I'd like this check to test if the resource type is found, and if it is, check it against a known list of supported types for each dialect. If it matches then "SUCCESS" is returned.

This check will also be used by metadig-engine to determine if the document should be processed, as seen by the linked issue to metadig-engine repo.

Do we need to create a stub dataset assessment report for pids that contain data that is not of a supported resource type?
For example, what do we display when a user views such a resource via metacatui and clicks on the 'Assessment Report' button?

Hm. I'm not sure what you just described is what we discussed on the call. I thought that we would return the value of the resource type in the check, as opposed to a success/failure. Your method makes sense, but would limit us somewhat in that we wouldn't be able to analyze the data by resource type. @mbjones what are your thoughts?

I agree with your take, @jeanetteclark . It should output the type as a controlled value, and return SUCCESS unless it can't determine the type for some reason

So it should have two return values? the type, and success/failure?

Yes, but they aren't really return values per se. They are different fields in the XML output report -- the status field should indicate SUCCESS and the output field should have the type value. See some of the example reports for the structure.

@jeanetteclark maybe I missed the context of what the check needs to do. Here is a line from Jan 28 meeting notes:

"For FAIR checks, make sure we are looking at dataset resources. If not a dataset, don’t generate a report."

So the check would extract the resource type and compare it against controlled lists. If a match is found, then "SUCCESS" is returned, if not then "FAILURE". So, if no resource type is found, then the resource type is not sufficient.

All checks can return an optional "output" element, which for this case would contain the resource type on "SUCCESS".
An example of current check output, for the check resource.abstractLength.sufficient.1:

The abstract word count of '95' is less that the recommended minimum of '100' 

If you don't want your check to do this, then just let me know, and I'll open up another issue for the type of check described above.

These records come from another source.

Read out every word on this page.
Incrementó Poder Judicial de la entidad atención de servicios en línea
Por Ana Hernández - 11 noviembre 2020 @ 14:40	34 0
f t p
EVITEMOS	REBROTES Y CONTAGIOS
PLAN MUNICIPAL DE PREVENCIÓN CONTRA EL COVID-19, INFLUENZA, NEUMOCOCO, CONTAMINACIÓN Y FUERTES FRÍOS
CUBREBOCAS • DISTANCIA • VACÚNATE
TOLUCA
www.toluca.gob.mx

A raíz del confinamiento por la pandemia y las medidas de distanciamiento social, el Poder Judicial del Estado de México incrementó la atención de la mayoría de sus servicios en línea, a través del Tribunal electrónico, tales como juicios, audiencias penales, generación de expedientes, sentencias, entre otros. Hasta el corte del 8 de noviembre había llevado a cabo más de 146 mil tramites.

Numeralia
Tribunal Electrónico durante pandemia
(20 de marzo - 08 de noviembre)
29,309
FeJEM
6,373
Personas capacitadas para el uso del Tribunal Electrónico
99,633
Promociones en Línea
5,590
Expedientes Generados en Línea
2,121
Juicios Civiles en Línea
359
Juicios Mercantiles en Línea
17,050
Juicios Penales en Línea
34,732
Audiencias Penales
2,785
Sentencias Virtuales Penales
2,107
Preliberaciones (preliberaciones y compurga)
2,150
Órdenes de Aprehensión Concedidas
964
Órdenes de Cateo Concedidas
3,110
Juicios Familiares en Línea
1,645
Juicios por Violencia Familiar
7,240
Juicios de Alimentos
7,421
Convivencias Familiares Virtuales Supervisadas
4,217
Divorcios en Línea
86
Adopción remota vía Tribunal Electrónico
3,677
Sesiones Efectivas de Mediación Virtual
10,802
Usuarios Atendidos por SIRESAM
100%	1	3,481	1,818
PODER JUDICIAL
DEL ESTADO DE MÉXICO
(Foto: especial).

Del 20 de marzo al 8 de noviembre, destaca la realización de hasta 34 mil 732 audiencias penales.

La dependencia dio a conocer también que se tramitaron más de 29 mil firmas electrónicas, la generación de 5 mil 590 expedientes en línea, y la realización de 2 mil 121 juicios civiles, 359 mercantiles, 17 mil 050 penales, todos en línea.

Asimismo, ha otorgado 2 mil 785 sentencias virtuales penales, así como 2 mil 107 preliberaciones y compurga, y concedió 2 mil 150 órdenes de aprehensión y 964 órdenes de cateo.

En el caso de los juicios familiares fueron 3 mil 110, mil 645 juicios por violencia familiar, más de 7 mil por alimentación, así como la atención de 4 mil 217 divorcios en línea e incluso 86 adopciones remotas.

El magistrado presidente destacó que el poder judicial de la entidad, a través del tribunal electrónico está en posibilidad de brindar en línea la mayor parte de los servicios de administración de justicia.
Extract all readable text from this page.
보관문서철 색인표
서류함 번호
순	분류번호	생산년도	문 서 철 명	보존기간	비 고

Also, please let me know when you have a check I could run, and I can help test it.

"For FAIR checks, make sure we are looking at dataset resources. If not a dataset, don’t generate a report."

I think this note was more an idea than something we wanted to make sure we implement right away.

I like Matt's suggestion to have the check return SUCCESS if the resource scope is valid (part of a controlled list), and then the output say something like:

The resource type is: foo

I think we can decide what to do with the report and the UI a bit down the road. I'm interested in seeing the report data for non-dataset resources for this analysis, so I want to make sure that is possible.

The new resource.type.valid check compares the metadata resource type against controlled resource type lists from ISO 19115, DataCite 4.1 and EML 2.2.

This check has been verified against these dialects.